Untuk itu, katanya, Islam moderat yang "rahmatan lil alamin" (rahmat bagi alam semesta) merupakan yang harus diterapkan, sehingga sudah saatnya warga NU memperkuat dengan mengumpulkan khazanah pemikiran untuk didokumentasikan dengan baik sebagai bahan dakwah.

Selain itu, katanya, juga perlu adanya perbaikan sistem di Indonesia, karena pasca reformasi yang dinilainya sudah kelewatan telah memberikan dampak dan pengaruh yang signifikan.

Ia mencontohkan dalam UU yang berlaku saat ini membuat pihak eksekutif mengalami keterbatasan dalam menjalankan fungsinya dan terperangkap dalam jebakan sistem.

"Ini menyebabkan pemimpinnya ragu menjalankan kebijakan karena dibatasi oleh sistem yang ada," ujarnya.

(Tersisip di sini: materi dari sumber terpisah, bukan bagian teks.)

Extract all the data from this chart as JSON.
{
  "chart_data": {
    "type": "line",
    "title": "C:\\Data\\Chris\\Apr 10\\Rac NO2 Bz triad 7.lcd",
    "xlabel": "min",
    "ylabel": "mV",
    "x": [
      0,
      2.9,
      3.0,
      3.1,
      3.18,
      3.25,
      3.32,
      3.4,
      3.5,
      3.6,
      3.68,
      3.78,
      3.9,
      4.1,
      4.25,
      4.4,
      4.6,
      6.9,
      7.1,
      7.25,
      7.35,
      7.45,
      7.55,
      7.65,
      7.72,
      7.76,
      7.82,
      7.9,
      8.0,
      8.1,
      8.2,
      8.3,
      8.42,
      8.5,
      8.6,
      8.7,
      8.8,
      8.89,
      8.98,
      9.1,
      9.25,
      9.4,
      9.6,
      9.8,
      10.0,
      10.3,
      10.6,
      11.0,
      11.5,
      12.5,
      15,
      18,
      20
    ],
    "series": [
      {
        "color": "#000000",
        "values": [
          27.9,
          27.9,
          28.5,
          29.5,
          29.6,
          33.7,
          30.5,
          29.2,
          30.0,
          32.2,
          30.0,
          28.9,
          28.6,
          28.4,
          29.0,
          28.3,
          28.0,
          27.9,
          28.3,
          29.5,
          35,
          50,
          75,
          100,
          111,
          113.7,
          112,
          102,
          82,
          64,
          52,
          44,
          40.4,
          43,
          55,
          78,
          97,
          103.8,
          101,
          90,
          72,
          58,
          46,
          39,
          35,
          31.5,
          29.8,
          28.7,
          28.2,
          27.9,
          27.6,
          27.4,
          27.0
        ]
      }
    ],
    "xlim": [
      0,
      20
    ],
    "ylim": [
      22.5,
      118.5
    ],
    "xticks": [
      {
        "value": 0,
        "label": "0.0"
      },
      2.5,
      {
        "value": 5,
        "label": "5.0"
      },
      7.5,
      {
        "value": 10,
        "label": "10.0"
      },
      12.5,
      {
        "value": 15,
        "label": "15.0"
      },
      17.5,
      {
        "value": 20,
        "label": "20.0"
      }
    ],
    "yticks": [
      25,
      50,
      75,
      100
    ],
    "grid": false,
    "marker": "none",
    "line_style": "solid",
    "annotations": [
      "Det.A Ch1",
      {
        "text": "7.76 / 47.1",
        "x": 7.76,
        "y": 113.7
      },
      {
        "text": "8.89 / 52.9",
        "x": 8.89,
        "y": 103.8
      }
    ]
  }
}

Polisi, lanjut dia, baru bisa menangkap pelaku teroris kalau sudah melakukan pengeboman dan teror karena, mereka bisa terkena HAM jika tidak ada bukti.

Hasyim mengingatkan perlu kewaspadaan pada gerakan trans-nasional yang menjadi ancaman bagi Negara Kesatuan Republik Indonesia (NKRI).

Gerakan trans-nasional merupakan sebuah gerakan yang ada dan datangnya dari luar, yang mencoba untuk diterapkan di Indonesia.

Dikatakannya, mereka menumpahkan kebenciannya terhadap negara Amerika dan menyerangnya dari Indonesia.

"Bom yang meledak di hotel, gereja, masjid dan lainnya yang menjadi korban adalah warga sipil yang tak berdosa," katanya.

Lebih lanjut ia mengatakan bahwa sejak awal NU tetap konsisten menjadikan Pancasila sebagai ideologi negara, karena substansi dari Pancasila juga merupakan bagian dari kaidah ushuliyah.

"Perjuangan merebut kemerdeakaan, lanjutnya, merupakan hasil jerih payah dari semua pejuang warga Indonesia yang tanpa pandang bulu," katanya.